VENEZIA 73 – IN CONCORSO
Godimento alieno
Una cinematografia lontana dalle rotte classiche del cinema mainstream, uno stile molto personale che si fonda sulla libertà narrativa e sulla crudezza delle immagini, la capacità di scandalizzare e spiazzare gli spettatori, il tutto accompagnato da un certo autocompiacimento del regista nel giocare con il pubblico. Numerosi esempi si potrebbero fare su questo “filone”, uno dei più canonici “generi da festival”, ma, per intenderci, citiamo un titolo che è tra i risultati più recenti ed esemplificativi: Lo zio Boonmee che si ricorda le vite precedenti del thailandese Apichatpong Weerasethakul (Palma d’Oro a Cannes nel 2010).

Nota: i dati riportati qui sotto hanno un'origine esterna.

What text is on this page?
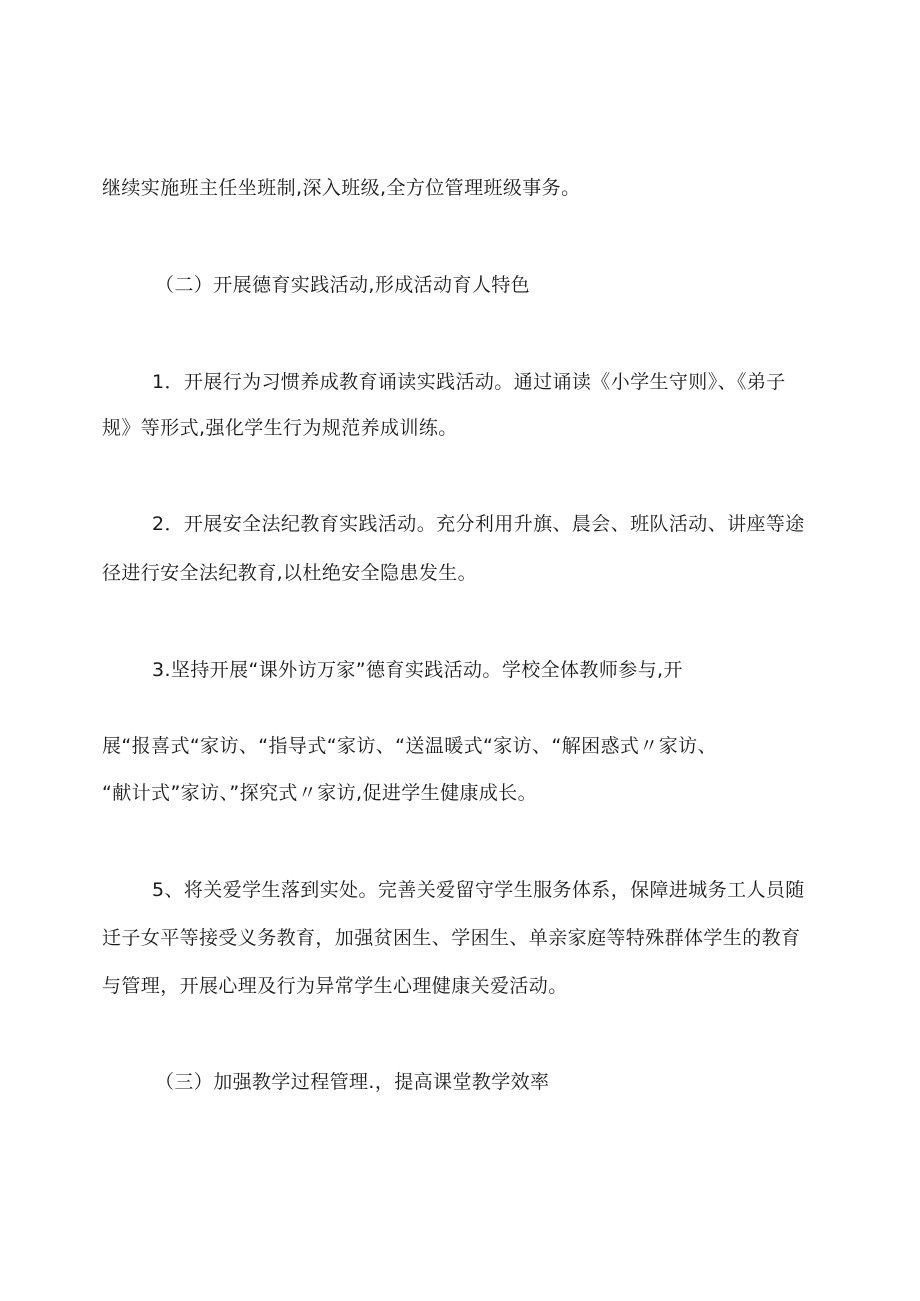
继续实施班主任坐班制,深入班级,全方位管理班级事务。

（二）开展德育实践活动,形成活动育人特色

1．开展行为习惯养成教育诵读实践活动。通过诵读《小学生守则》、《弟子

规》等形式,强化学生行为规范养成训练。

2．开展安全法纪教育实践活动。充分利用升旗、晨会、班队活动、讲座等途

径进行安全法纪教育,以杜绝安全隐患发生。

3.坚持开展“课外访万家”德育实践活动。学校全体教师参与,开

展“报喜式“家访、“指导式“家访、“送温暖式“家访、“解困惑式〃家访、

“献计式”家访、”探究式〃家访,促进学生健康成长。

5、将关爱学生落到实处。完善关爱留守学生服务体系，保障进城务工人员随

迁子女平等接受义务教育，加强贫困生、学困生、单亲家庭等特殊群体学生的教育

与管理，开展心理及行为异常学生心理健康关爱活动。

（三）加强教学过程管理.，提高课堂教学效率
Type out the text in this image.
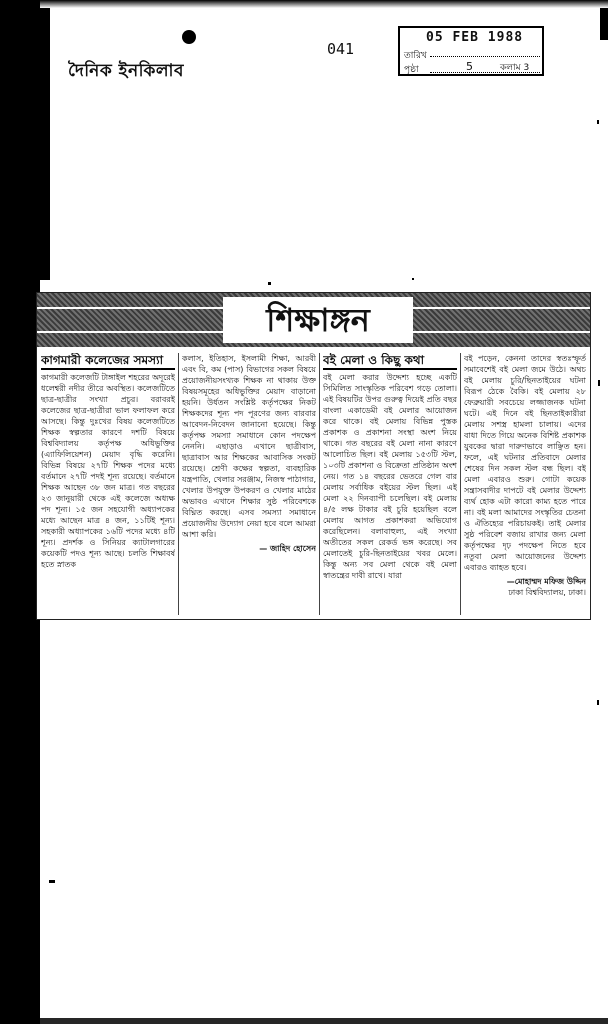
দৈনিক ইনকিলাব
041
05 FEB 1988
তারিখ
পৃষ্ঠা	5	কলাম 3
শিক্ষাঙ্গন
কাগমারী কলেজের সমস্যা
কাগমারী কলেজটি টাঙ্গাইল শহরের অদূরেই ধলেশ্বরী নদীর তীরে অবস্থিত। কলেজটিতে ছাত্র-ছাত্রীর সংখ্যা প্রচুর। বরাবরই কলেজের ছাত্র-ছাত্রীরা ভাল ফলাফল করে আসছে। কিন্তু দুঃখের বিষয় কলেজটিতে শিক্ষক স্বল্পতার কারণে দশটি বিষয়ে বিশ্ববিদ্যালয় কর্তৃপক্ষ অধিভুক্তির (এ্যাফিলিয়েশন) মেয়াদ বৃদ্ধি করেনি। বিভিন্ন বিষয়ে ২৭টি শিক্ষক পদের মধ্যে বর্তমানে ২৭টি পদই শূন্য রয়েছে। বর্তমানে শিক্ষক আছেন ৩৮ জন মাত্র। গত বছরের ২৩ জানুয়ারী থেকে এই কলেজে অধ্যক্ষ পদ শূন্য। ১৫ জন সহযোগী অধ্যাপকের মধ্যে আছেন মাত্র ৪ জন, ১১টিই শূন্য। সহকারী অধ্যাপকের ১৬টি পদের মধ্যে ৪টি শূন্য। প্রদর্শক ও সিনিয়র ক্যাটালগারের কয়েকটি পদও শূন্য আছে। চলতি শিক্ষাবর্ষ হতে স্নাতক
কলাস, ইতিহাস, ইসলামী শিক্ষা, আরবী এবং বি, কম (পাস) বিভাগের সকল বিষয়ে প্রয়োজনীয়সংখ্যক শিক্ষক না থাকায় উক্ত বিষয়সমূহের অধিভুক্তির মেয়াদ বাড়ানো হয়নি। উর্ধতন সংশ্লিষ্ট কর্তৃপক্ষের নিকট শিক্ষকদের শূন্য পদ পূরণের জন্য বারবার আবেদন-নিবেদন জানানো হয়েছে। কিন্তু কর্তৃপক্ষ সমস্যা সমাধানে কোন পদক্ষেপ নেননি। এছাড়াও এখানে ছাত্রীবাস, ছাত্রাবাস আর শিক্ষকের আবাসিক সংকট রয়েছে। শ্রেণী কক্ষের স্বল্পতা, ব্যবহারিক যন্ত্রপাতি, খেলার সরঞ্জাম, নিজস্ব পাঠাগার, খেলার উপযুক্ত উপকরণ ও খেলার মাঠের অভাবও এখানে শিক্ষার সুষ্ঠ পরিবেশকে বিঘ্নিত করছে। এসব সমস্যা সমাধানে প্রয়োজনীয় উদ্যোগ নেয়া হবে বলে আমরা আশা করি।
— জাহিদ হোসেন
বই মেলা ও কিছু কথা
বই মেলা করার উদ্দেশ্য হচ্ছে একটি সিমিলিত সাংস্কৃতিক পরিবেশ গড়ে তোলা। এই বিষয়টির উপর গুরুত্ব দিয়েই প্রতি বছর বাংলা একাডেমী বই মেলার আয়োজন করে থাকে। বই মেলায় বিভিন্ন পুস্তক প্রকাশক ও প্রকাশনা সংস্থা অংশ নিয়ে থাকে। গত বছরের বই মেলা নানা কারণে আলোচিত ছিল। বই মেলায় ১৫৩টি স্টল, ১০৩টি প্রকাশনা ও বিক্রেতা প্রতিষ্ঠান অংশ নেয়। গত ১৪ বছরের ভেতরে গেল বার মেলায় সর্বাধিক বইয়ের স্টল ছিল। এই মেলা ২২ দিনব্যাপী চলেছিল। বই মেলায় ৪/৫ লক্ষ টাকার বই চুরি হয়েছিল বলে মেলায় আগত প্রকাশকরা অভিযোগ করেছিলেন। বলাবাহুল্য, এই সংখ্যা অতীতের সকল রেকর্ড ভঙ্গ করেছে। সব মেলাতেই চুরি-ছিনতাইয়ের খবর মেলে। কিন্তু অন্য সব মেলা থেকে বই মেলা স্বাতন্ত্রের দাবী রাখে। যারা
বই পড়েন, কেননা তাদের স্বতঃস্ফূর্ত সমাবেশেই বই মেলা জমে উঠে। অথচ বই মেলায় চুরি/ছিনতাইয়ের ঘটনা বিরূপ ঠেকে বৈকি। বই মেলায় ২৮ ফেব্রুয়ারী সবচেয়ে লজ্জাজনক ঘটনা ঘটে। এই দিনে বই ছিনতাইকারীরা মেলায় সশস্ত্র হামলা চালায়। এদের বাধা দিতে গিয়ে অনেক বিশিষ্ট প্রকাশক যুবকের দ্বারা দারুণভাবে লাঞ্ছিত হন। ফলে, এই ঘটনার প্রতিবাদে মেলার শেষের দিন সকল স্টল বন্ধ ছিল। বই মেলা এবারও শুরু। গোটা কয়েক সন্ত্রাসবাদীর দাপটে বই মেলার উদ্দেশ্য ব্যর্থ হোক এটা কারো কাম্য হতে পারে না। বই মলা আমাদের সংস্কৃতির চেতনা ও ঐতিহ্যের পরিচায়কই। তাই মেলার সুষ্ঠ পরিবেশ বজায় রাখার জন্য মেলা কর্তৃপক্ষের দৃঢ় পদক্ষেপ নিতে হবে নতুবা মেলা আয়োজনের উদ্দেশ্য এবারও ব্যাহত হবে।
—মোহাম্মদ মফিজ উদ্দিন
ঢাকা বিশ্ববিদ্যালয়, ঢাকা।
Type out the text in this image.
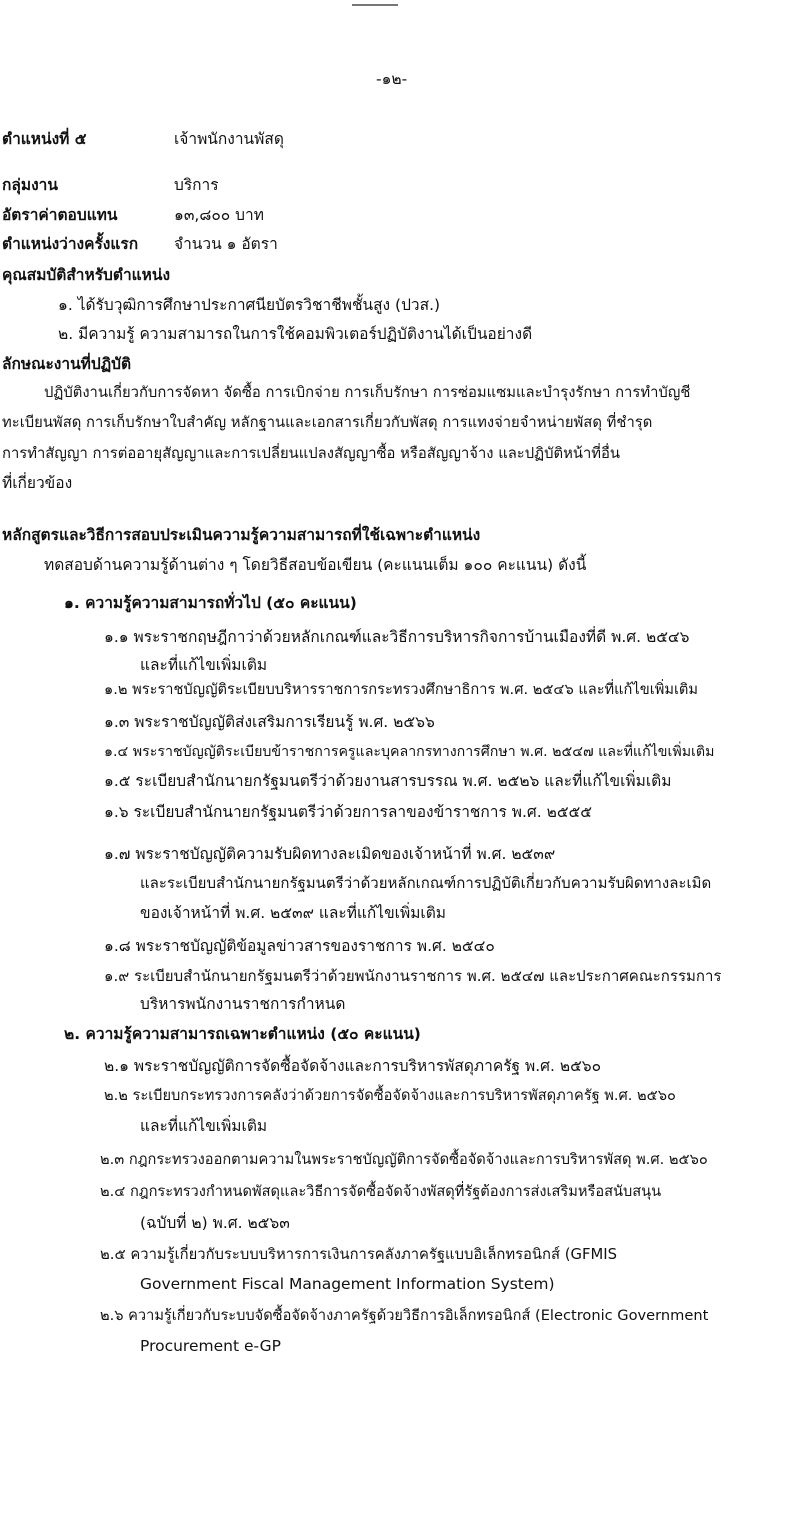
-๑๒-
ตำแหน่งที่ ๕	เจ้าพนักงานพัสดุ
กลุ่มงาน	บริการ
อัตราค่าตอบแทน	๑๓,๘๐๐ บาท
ตำแหน่งว่างครั้งแรก จำนวน ๑ อัตรา
คุณสมบัติสำหรับตำแหน่ง
๑. ได้รับวุฒิการศึกษาประกาศนียบัตรวิชาชีพชั้นสูง (ปวส.)
๒. มีความรู้ ความสามารถในการใช้คอมพิวเตอร์ปฏิบัติงานได้เป็นอย่างดี
ลักษณะงานที่ปฏิบัติ
ปฏิบัติงานเกี่ยวกับการจัดหา จัดซื้อ การเบิกจ่าย การเก็บรักษา การซ่อมแซมและบำรุงรักษา การทำบัญชี
ทะเบียนพัสดุ การเก็บรักษาใบสำคัญ หลักฐานและเอกสารเกี่ยวกับพัสดุ การแทงจ่ายจำหน่ายพัสดุ ที่ชำรุด
การทำสัญญา การต่ออายุสัญญาและการเปลี่ยนแปลงสัญญาซื้อ หรือสัญญาจ้าง และปฏิบัติหน้าที่อื่น
ที่เกี่ยวข้อง
หลักสูตรและวิธีการสอบประเมินความรู้ความสามารถที่ใช้เฉพาะตำแหน่ง
ทดสอบด้านความรู้ด้านต่าง ๆ โดยวิธีสอบข้อเขียน (คะแนนเต็ม ๑๐๐ คะแนน) ดังนี้
๑. ความรู้ความสามารถทั่วไป (๕๐ คะแนน)
๑.๑ พระราชกฤษฎีกาว่าด้วยหลักเกณฑ์และวิธีการบริหารกิจการบ้านเมืองที่ดี พ.ศ. ๒๕๔๖
และที่แก้ไขเพิ่มเติม
๑.๒ พระราชบัญญัติระเบียบบริหารราชการกระทรวงศึกษาธิการ พ.ศ. ๒๕๔๖ และที่แก้ไขเพิ่มเติม
๑.๓ พระราชบัญญัติส่งเสริมการเรียนรู้ พ.ศ. ๒๕๖๖
๑.๔ พระราชบัญญัติระเบียบข้าราชการครูและบุคลากรทางการศึกษา พ.ศ. ๒๕๔๗ และที่แก้ไขเพิ่มเติม
๑.๕ ระเบียบสำนักนายกรัฐมนตรีว่าด้วยงานสารบรรณ พ.ศ. ๒๕๒๖ และที่แก้ไขเพิ่มเติม
๑.๖ ระเบียบสำนักนายกรัฐมนตรีว่าด้วยการลาของข้าราชการ พ.ศ. ๒๕๕๕
๑.๗ พระราชบัญญัติความรับผิดทางละเมิดของเจ้าหน้าที่ พ.ศ. ๒๕๓๙
และระเบียบสำนักนายกรัฐมนตรีว่าด้วยหลักเกณฑ์การปฏิบัติเกี่ยวกับความรับผิดทางละเมิด
ของเจ้าหน้าที่ พ.ศ. ๒๕๓๙ และที่แก้ไขเพิ่มเติม
๑.๘ พระราชบัญญัติข้อมูลข่าวสารของราชการ พ.ศ. ๒๕๔๐
๑.๙ ระเบียบสำนักนายกรัฐมนตรีว่าด้วยพนักงานราชการ พ.ศ. ๒๕๔๗ และประกาศคณะกรรมการ
บริหารพนักงานราชการกำหนด
๒. ความรู้ความสามารถเฉพาะตำแหน่ง (๕๐ คะแนน)
๒.๑ พระราชบัญญัติการจัดซื้อจัดจ้างและการบริหารพัสดุภาครัฐ พ.ศ. ๒๕๖๐
๒.๒ ระเบียบกระทรวงการคลังว่าด้วยการจัดซื้อจัดจ้างและการบริหารพัสดุภาครัฐ พ.ศ. ๒๕๖๐
และที่แก้ไขเพิ่มเติม
๒.๓ กฎกระทรวงออกตามความในพระราชบัญญัติการจัดซื้อจัดจ้างและการบริหารพัสดุ พ.ศ. ๒๕๖๐
๒.๔ กฎกระทรวงกำหนดพัสดุและวิธีการจัดซื้อจัดจ้างพัสดุที่รัฐต้องการส่งเสริมหรือสนับสนุน
(ฉบับที่ ๒) พ.ศ. ๒๕๖๓
๒.๕ ความรู้เกี่ยวกับระบบบริหารการเงินการคลังภาครัฐแบบอิเล็กทรอนิกส์ (GFMIS
Government Fiscal Management Information System)
๒.๖ ความรู้เกี่ยวกับระบบจัดซื้อจัดจ้างภาครัฐด้วยวิธีการอิเล็กทรอนิกส์ (Electronic Government
Procurement e-GP
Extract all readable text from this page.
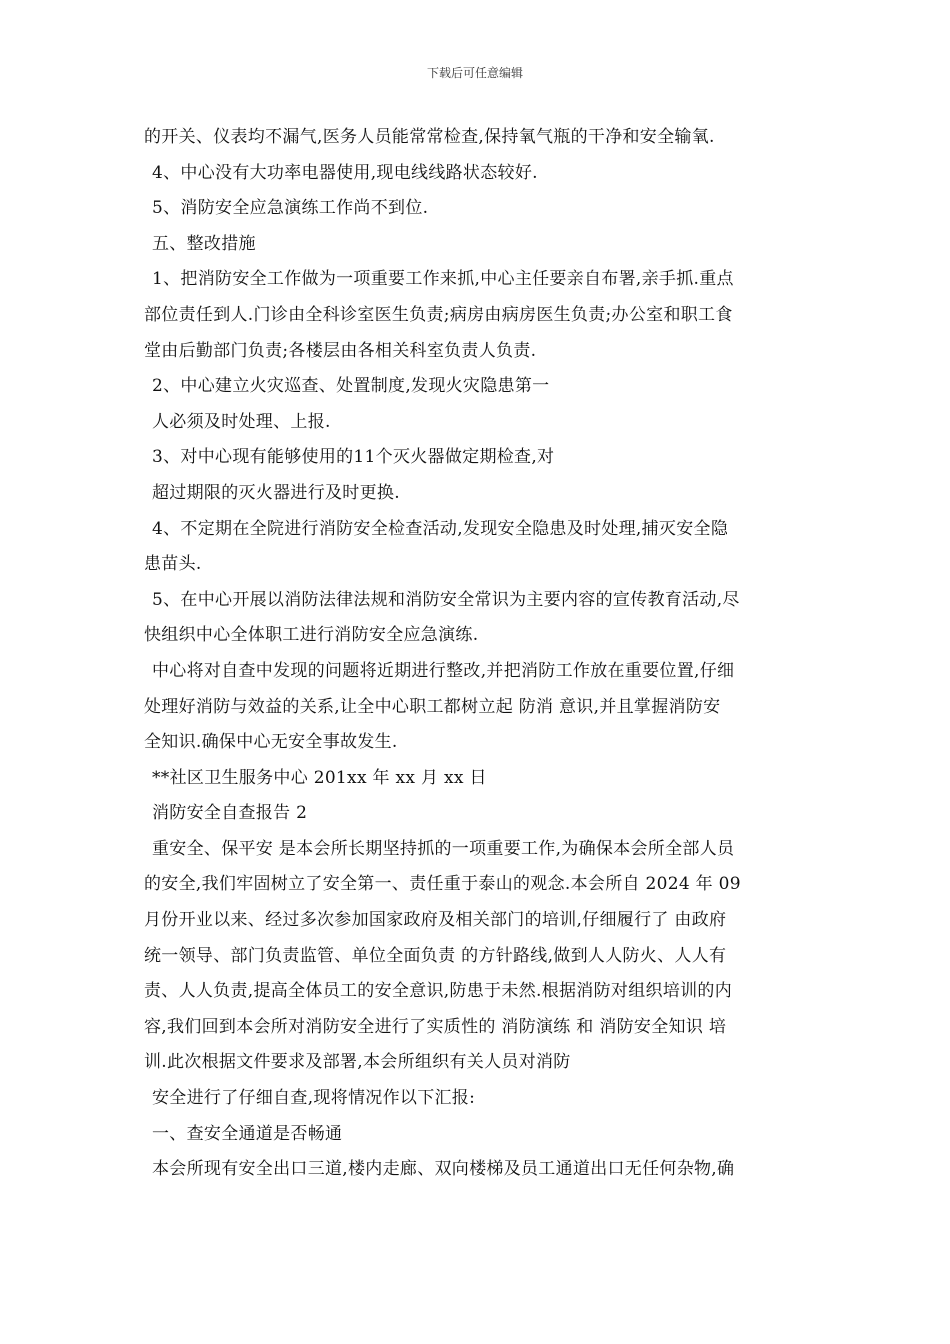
下载后可任意编辑
的开关、仪表均不漏气,医务人员能常常检查,保持氧气瓶的干净和安全输氧.
4、中心没有大功率电器使用,现电线线路状态较好.
5、消防安全应急演练工作尚不到位.
五、整改措施
1、把消防安全工作做为一项重要工作来抓,中心主任要亲自布署,亲手抓.重点
部位责任到人.门诊由全科诊室医生负责;病房由病房医生负责;办公室和职工食
堂由后勤部门负责;各楼层由各相关科室负责人负责.
2、中心建立火灾巡查、处置制度,发现火灾隐患第一
人必须及时处理、上报.
3、对中心现有能够使用的11个灭火器做定期检查,对
超过期限的灭火器进行及时更换.
4、不定期在全院进行消防安全检查活动,发现安全隐患及时处理,捕灭安全隐
患苗头.
5、在中心开展以消防法律法规和消防安全常识为主要内容的宣传教育活动,尽
快组织中心全体职工进行消防安全应急演练.
中心将对自查中发现的问题将近期进行整改,并把消防工作放在重要位置,仔细
处理好消防与效益的关系,让全中心职工都树立起 防消 意识,并且掌握消防安
全知识.确保中心无安全事故发生.
**社区卫生服务中心 201xx 年 xx 月 xx 日
消防安全自查报告 2
重安全、保平安 是本会所长期坚持抓的一项重要工作,为确保本会所全部人员
的安全,我们牢固树立了安全第一、责任重于泰山的观念.本会所自 2024 年 09
月份开业以来、经过多次参加国家政府及相关部门的培训,仔细履行了 由政府
统一领导、部门负责监管、单位全面负责 的方针路线,做到人人防火、人人有
责、人人负责,提高全体员工的安全意识,防患于未然.根据消防对组织培训的内
容,我们回到本会所对消防安全进行了实质性的 消防演练 和 消防安全知识 培
训.此次根据文件要求及部署,本会所组织有关人员对消防
安全进行了仔细自查,现将情况作以下汇报:
一、查安全通道是否畅通
本会所现有安全出口三道,楼内走廊、双向楼梯及员工通道出口无任何杂物,确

A questa lunga scia si è aggiunto quest’anno (pur con alcune nette differenze non solo di provenienza geografica rispetto al lungometraggio sopraccitato) La región salvaje del messicano Amat Escalante, fresco vincitore del Leone d’Argento per la Miglior Regia (ex aequo con Paradise di Andrej Končalovskij). Un riconoscimento, pur opinabile, che forse renderà meno improbabile la distribuzione in sala del film. Potenzialmente ricca di spunti interessanti l’opera di Escalante depotenzia (non estingue) la sua carica perturbante a causa di un’anarchia narrativa che inizialmente rapisce, ma finisce poi per diventare stucchevole, quasi irritante, per come rimanga fine a se stessa, uno sfoggio solipsista nel quale si perde progressivamente interesse per ciò che accade davanti alla macchina da presa. Tentacolare come l’alieno – fusione perfetta di Eros e Thanatos, e vero protagonista, non solo simbolico, della pellicola – il regista fruga nell’intimità dei personaggi umani, mettendoli a nudo nella loro fallacia terrena: sia letteralmente, nelle scene di sesso esplicite che mostrano i corpi senza nasconderne le imperfezioni, sia psicologicamente, con ad esempio l’omofobo Angel e la sua relazione clandestina con il fratello (omosessuale dichiarato) della moglie. Nell’alternanza tra momenti indimenticabili – la possessione sessuale che la giovane mamma Alejandra subisce dall’organismo alieno, un mix perfetto di orrore e sensualità – e scene che sconfinano nel ridicolo – il cratere dove è atterrato l’essere misterioso che si tramuta in un talamo orgiastico di varie specie animali – La región salvaje rimane intrappolato nel suo stesso ingranaggio: così da un lato banalizza le intenzioni di denuncia sociale e di liberazione-riscatto (?) del femminile sul maschile, dall’altro fagocita l’attesa dello spettatore in una qualche svolta di genere (horror su tutti) solo sfiorata dal regista. Ed è un peccato, date le attese create da Escalante con abilità e furbizia (esempio di entrambe l’inquietudine generata dai numerosi e a volte immotivati zoom nelle zone d’ombra della foresta), che il film lasci, anche per colpa di un finale troppo sbrigativo, un senso di perplessità ben superiore a quello di turbamento.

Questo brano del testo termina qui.